Summers diz que sinais há sinais de superação da crise
Paris, 15 (AE) - O subsecretário do Tesouro norte-americano, Larry Summers, evitou hoje afirmar que a crise financeira da América Latina esteja superada e o pior já passou, lembrando que "não se pode cantar vitória antes da hora". A seu ver, a situação está sendo corrigida, pois os países têm feito esforços importantes, mas seria temerário dizer que não haverá problemas no futuro. No caso brasileiro, ele lembrou que o mais importante é o fato de o País estar seguindo políticas sadias, existindo um desejo de resolver seus problemas. Summmers não escondeu sua satisfação pelo fato de o Brasil ter firmado compromisso para que a comunidade internacional invista no País.

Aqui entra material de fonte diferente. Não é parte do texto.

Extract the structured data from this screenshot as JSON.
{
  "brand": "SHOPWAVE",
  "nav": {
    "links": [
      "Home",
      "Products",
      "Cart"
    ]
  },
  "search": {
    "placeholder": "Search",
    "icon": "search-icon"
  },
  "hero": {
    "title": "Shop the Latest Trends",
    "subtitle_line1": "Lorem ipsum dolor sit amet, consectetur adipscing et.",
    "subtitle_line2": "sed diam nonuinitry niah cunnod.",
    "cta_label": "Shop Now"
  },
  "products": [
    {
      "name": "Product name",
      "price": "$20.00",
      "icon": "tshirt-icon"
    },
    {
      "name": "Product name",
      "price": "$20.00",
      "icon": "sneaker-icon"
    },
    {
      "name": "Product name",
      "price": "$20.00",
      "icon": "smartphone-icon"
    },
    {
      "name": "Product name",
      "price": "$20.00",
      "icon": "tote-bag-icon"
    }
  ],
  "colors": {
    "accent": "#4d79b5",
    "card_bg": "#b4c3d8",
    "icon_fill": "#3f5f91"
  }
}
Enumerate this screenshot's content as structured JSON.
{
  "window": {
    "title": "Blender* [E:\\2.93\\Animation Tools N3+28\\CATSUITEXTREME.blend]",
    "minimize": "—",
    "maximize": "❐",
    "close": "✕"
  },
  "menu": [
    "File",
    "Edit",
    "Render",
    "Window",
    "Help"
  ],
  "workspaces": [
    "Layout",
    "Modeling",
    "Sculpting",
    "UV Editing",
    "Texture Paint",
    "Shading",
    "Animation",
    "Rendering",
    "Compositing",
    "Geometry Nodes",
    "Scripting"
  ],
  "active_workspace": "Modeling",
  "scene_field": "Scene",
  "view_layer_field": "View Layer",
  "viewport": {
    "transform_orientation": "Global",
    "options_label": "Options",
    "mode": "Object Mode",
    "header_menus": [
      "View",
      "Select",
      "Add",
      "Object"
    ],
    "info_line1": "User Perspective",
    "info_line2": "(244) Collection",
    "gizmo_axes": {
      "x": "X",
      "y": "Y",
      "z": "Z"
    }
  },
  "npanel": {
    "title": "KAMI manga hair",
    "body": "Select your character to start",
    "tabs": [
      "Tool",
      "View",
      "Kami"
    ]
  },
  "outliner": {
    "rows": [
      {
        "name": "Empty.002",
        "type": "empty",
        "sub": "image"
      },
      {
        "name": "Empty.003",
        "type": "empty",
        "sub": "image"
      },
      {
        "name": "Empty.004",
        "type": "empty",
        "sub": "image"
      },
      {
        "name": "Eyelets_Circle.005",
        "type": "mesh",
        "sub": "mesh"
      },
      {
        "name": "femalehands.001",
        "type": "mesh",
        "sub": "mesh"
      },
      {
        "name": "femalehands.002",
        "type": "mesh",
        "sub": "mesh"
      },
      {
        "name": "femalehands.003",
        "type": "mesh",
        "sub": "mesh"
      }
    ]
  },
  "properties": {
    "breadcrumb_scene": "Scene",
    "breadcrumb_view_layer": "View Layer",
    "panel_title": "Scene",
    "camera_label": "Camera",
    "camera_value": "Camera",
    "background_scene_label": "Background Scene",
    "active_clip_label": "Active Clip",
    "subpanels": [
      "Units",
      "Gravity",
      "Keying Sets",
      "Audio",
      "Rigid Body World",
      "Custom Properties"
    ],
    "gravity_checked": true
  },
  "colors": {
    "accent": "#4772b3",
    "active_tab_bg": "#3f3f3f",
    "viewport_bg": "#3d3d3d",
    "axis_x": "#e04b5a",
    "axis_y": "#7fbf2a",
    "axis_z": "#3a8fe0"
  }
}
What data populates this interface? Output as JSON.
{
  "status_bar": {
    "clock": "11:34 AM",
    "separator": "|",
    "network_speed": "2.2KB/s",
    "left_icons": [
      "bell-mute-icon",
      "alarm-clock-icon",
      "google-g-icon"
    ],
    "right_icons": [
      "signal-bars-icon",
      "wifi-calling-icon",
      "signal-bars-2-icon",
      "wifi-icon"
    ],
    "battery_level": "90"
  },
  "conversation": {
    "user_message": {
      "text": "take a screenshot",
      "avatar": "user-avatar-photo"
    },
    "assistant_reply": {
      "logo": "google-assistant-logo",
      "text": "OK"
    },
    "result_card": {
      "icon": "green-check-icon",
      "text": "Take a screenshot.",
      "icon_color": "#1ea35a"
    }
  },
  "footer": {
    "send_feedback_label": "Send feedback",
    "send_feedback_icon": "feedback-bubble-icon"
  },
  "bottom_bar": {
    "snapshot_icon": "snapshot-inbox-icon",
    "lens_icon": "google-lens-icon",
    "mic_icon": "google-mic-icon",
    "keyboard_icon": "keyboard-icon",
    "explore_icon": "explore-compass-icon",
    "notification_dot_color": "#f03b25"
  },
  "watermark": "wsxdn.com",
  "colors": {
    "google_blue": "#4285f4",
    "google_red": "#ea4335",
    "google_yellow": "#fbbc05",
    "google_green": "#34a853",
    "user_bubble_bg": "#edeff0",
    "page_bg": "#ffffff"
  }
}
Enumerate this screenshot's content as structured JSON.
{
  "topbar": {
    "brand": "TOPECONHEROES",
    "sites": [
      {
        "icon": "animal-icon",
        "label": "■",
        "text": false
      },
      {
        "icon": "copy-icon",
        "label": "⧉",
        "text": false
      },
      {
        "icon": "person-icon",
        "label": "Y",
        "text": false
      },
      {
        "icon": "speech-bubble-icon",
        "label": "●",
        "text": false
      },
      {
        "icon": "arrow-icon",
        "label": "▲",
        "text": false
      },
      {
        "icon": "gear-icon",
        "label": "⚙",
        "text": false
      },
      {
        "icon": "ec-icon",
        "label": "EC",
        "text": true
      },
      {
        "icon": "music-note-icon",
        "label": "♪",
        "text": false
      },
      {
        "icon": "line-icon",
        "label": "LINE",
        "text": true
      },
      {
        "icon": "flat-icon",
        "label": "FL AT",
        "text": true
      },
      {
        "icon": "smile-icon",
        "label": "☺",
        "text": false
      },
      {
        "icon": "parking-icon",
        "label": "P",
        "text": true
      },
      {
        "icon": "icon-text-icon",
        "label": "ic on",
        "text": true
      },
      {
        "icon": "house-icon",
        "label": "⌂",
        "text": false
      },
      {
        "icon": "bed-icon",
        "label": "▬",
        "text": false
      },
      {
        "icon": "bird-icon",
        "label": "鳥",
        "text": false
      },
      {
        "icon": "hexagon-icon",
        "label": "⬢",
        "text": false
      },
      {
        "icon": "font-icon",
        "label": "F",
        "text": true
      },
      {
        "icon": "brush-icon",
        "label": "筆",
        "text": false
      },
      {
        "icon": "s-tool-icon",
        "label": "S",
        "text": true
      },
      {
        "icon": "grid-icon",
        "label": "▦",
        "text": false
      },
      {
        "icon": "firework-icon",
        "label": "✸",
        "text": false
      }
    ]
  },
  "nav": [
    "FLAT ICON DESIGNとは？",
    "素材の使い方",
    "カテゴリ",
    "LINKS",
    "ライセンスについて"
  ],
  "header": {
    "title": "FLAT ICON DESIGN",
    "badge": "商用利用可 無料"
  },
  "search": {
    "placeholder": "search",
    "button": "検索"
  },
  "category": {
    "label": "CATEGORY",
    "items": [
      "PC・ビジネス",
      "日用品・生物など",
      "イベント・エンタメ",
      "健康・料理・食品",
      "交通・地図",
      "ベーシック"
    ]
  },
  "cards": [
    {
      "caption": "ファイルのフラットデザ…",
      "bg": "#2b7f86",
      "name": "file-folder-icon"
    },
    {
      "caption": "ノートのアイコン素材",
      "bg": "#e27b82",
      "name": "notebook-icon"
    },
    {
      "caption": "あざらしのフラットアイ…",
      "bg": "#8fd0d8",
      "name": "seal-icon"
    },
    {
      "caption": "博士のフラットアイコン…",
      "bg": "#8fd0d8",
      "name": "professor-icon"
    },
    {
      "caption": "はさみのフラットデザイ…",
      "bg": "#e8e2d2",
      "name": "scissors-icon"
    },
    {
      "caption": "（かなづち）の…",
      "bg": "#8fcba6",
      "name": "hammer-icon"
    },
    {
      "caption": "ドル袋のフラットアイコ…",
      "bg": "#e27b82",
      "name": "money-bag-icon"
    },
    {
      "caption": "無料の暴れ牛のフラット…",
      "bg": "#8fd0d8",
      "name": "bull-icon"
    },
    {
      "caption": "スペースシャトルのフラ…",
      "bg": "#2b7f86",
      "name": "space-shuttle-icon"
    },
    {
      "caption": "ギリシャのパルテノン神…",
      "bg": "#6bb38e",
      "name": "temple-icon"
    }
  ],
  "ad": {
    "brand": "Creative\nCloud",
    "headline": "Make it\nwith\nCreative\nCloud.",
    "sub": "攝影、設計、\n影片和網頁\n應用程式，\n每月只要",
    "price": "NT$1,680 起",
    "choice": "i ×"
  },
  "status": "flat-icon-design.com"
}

Ele procurou resumir a situação com uma frase: "Vamos esperar o melhor e planejar para o pior, mesmo porque é impossível prever o imponderável". Summers está convencido da eficácia das medidas como a aprovação de créditos do Grupo do Sete (G-7) países ricos para alguns países que podem ser atingidos pelo efeito contágio da crise.
Quanto à proposta da formação de um G-7 hemisférico na América Latina, sugestão feita pelo diretor-geral do Fundo Monetário Internacional (FMI), Michel Camdessus, ele disse que os EUA apoiam esse "Comitê Hemisférico" sobre temas financeiros, mas antes de mais nada será preciso conhecer a forma como isso poderá ser feito.
Summers voltou a falar da dolarização, dizendo que esse é um tema de muitas consequências para qualquer país que imagina essa solução e salientando que a responsabilidade da Federal Reserve (Fed) está limitada às instituições norte-americanas.
Apesar disso, os EUA dispõem-se a manter conversações com qualquer país que pretenda seguir esse caminho. Na véspera, Summers já havia debatido essa questão com o ministro argentino da Economia, Roque Fernández, e a cúpula da equipe econômica argentina, em Paris, onde ocorre a reunião do Banco Interamericano de Desenvolvimento (BID).
Durante o encontro, houve um seminário feito pelo Instituto Internacional de Finanças com a participação de seu vice-presidente, e também vice-presidente do Citibank, William Rhodes, seu diretor-gerente, Charles Dallara, e o responsável por América Latina, Frededrik Jospersen.
Dallara explicou que, quando se fala da América Latina, é preciso distinguir dois grupos de países: de um lado, Argentina, Chile e México, que no fim da década fizeram as reformas necessárias. Do outro, os que pouco fizeram nessa época: Brasil, Venezuela e Equador. Esse grupo, segundo Dallara, cometeu erros em razão de fatos como eleições intensamente disputadas, choques externos e ausência de ajuste fiscal.
Rhodes, que também é coordenador dos bancos norte-americanos com forte exposição no Brasil, reafirmou que as perspectivas brasileiras hoje são melhores do que há dois meses, e isso em razão dos ajustes fiscais que agora estão sendo feitos. Outro aspecto positivo, afimou, foi a mudança do regime de câmbio. Por isso, Rhodes está convencido de que já nas próximas semanas vários bancos vai anunciar o aumento dos negócios com o País.